Выбрать главу

А пропасть была действительно глубока, действительно непроходима. И, чтобы быть доказательным в этом важном вопросе, я обращусь к анализу тех спектаклей, которые с наибольшей отчетливостью отражали творческие взгляды обеих групп.

Режиссеры спектакля «Гамлет» во МХАТ‑2‑м В. С. Смышляев, В. Е. Татаринов и А. И. Чебан писали в одном интервью:

«В “Гамлете” нас интересует столкновение двух типов человеческой природы и развитие их борьбы друг с другом. Один из них протестующий, героический, борющийся за утверждение того, что составляет сущность его жизни, — это Гамлет. Другой консервативный, препятствующий всему светлому, героическому, — это король Клавдий, задерживающий все, что стремится вперед. Наш Гамлет не рассуждает, перед тем как действовать, но постоянно пребывает в стихийной борьбе против всего, что олицетворяет собой короля»[72]. (Подчеркнуто мною. — А. Д.)

Вот, значит, эта программа и это понимание величайшей шекспировской трагедии. Откровенно абстрактное, далекое от историзма, оно ориентировалось лишь на вневременные, моральные категории, извечно существующую борьбу добра и зла. Не случайно постановщики перенесли действие пьесы в средневековье, объясняя это тем, что в ту эпоху будто бы моральные столкновения были наиболее ярко выражены. Тем самым в спектакле стиралась великолепно нарисованная Шекспиром картина конкретного исторического момента, на фоне которого только и могли произойти события шекспировской драмы. Лишь на стыке гармонического века Ренессанса и грязной прозы «жирного» буржуазного века могла сложиться психология Гамлета — человека, ставшего жертвой распадающейся «связи времен».

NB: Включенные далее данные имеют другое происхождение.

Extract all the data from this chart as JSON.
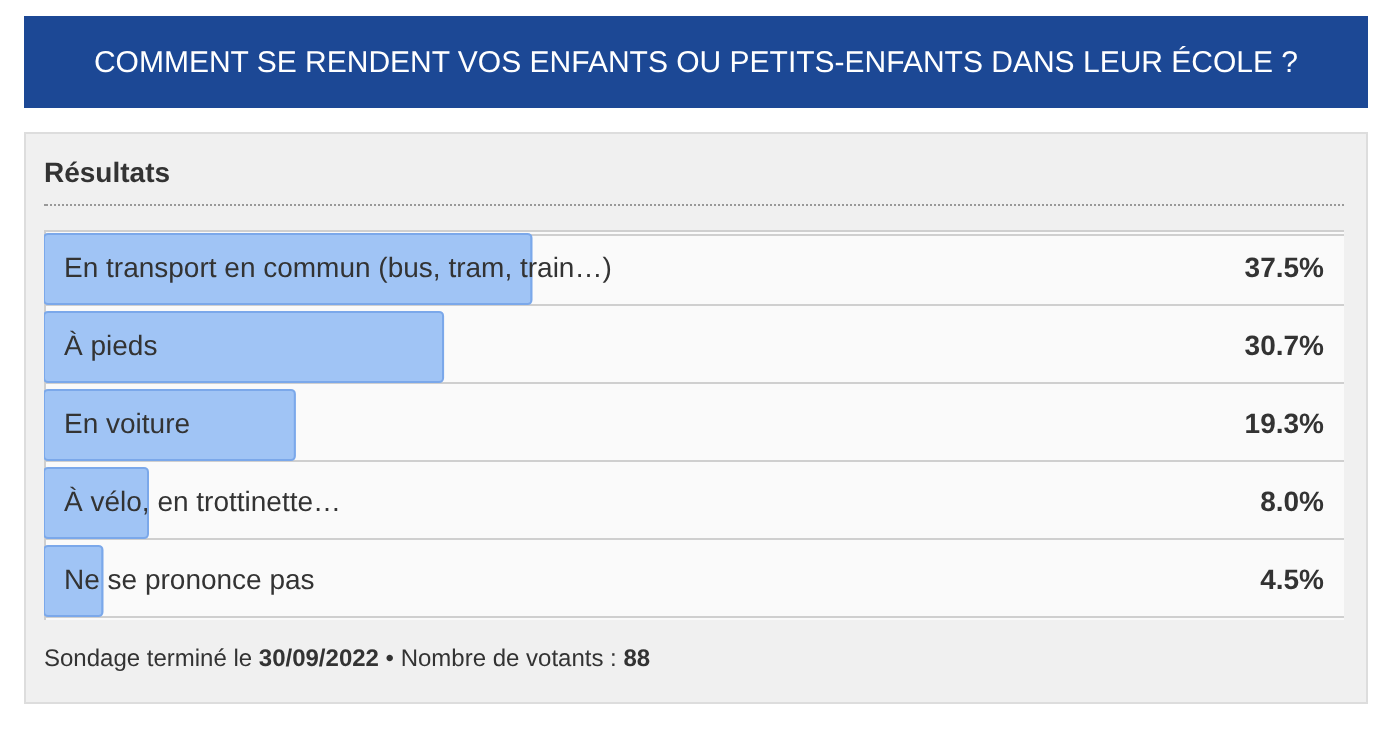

Однако спектакль МХАТ‑2‑го был не так уж абстрактен, как это могло показаться на первый взгляд. Напротив, абстрактная установка его режиссуры, нашедшая свое выражение в конструктивных декорациях и туманной символике света и тени, позволяла известной группе зрителей вкладывать в спектакль свои «современные» ассоциации. Гамлету Чехова аплодировали те враждебные или ничего не понявшие в революции представители старой интеллигентской гвардии, для которых новая эра страны была лишь эрой жестокого варварства, идущего на смену «аристократизму духа» и утонченности прошлых эпох. «Гамлет» был поставлен в период перехода Первой студии ко МХАТ‑2‑му, но корни этого спектакля были заложены еще в Студии. Мировоззренчески он вытекал из «Эрика XIV», но был откровеннее в своем ощущении всеобщего хаоса, в котором якобы гибнут культура и цивилизация, в котором томится и ищет выхода обреченный, непонятый человек.

В приведенном нами интервью постановщиков спектакля я не случайно подчеркнул высказанную ими мысль о Гамлете как о герое не рассуждающем, а действующем стихийно. Да, таков был Гамлет Чехова — человек, не умевший постичь, проанализировать суть исторических событий своего времени, не умевший отвлечься от мира своей собственной, сложной души и выйти мыслью в большой мир, где кипят и сталкиваются реальные страсти. Это был, если можно так выразиться, Гамлет — созерцательно действенный, импульсивный, но лишенный логики, не хозяин и не повелитель собственных душевных движений, ибо он никогда не знает, куда заведет его стихийный порыв. Бледный, с тонким и чахлым лицом вырожденца, с гривой белых легких волос, длинными прямыми космами спадающих на плечи, метался по сцене чеховский Гамлет, ничего, в сущности, не добиваясь, терзаясь невозможностью оставить грешную землю, удалиться в тихую юдоль созерцания, небытия. Для этого Гамлета «не жить» было бы высшей отрадой; его не отягощало ни «сознание долга», о котором пишет Белинский, ни та высокая меланхолия, о которой Маркс и Энгельс заметили однажды, что без нее нет и самого датского принца; его отягощала только обязанность жить, существовать в атмосфере всеобщего хаоса, каким ему виделся окружающий мир.

Словом, в образе, созданном Чеховым, меньше всего было черт исторического Гамлета — человека, рожденного той неповторимой эпохой, которая, по мысли Энгельса, «нуждалась в титанах и которая породила титанов по силе мысли, страстности и характеру, по многосторонности и учености»[73]. Чеховский Гамлет был человеком маленьким, задавленным жерновами истории, под которыми он оказался. Очень точно написал о нем М. Загорский, что Гамлет Чехова «скорее от Стриндберга, чем от Шекспира, что это какой-то вариант Эрика XIV, человек с ущемленной душой, с хрипловатыми интонациями, с безумными глазами и порывистыми жестами»; что это современный горожанин, «нервы которого не выдерживают бури времени»[74].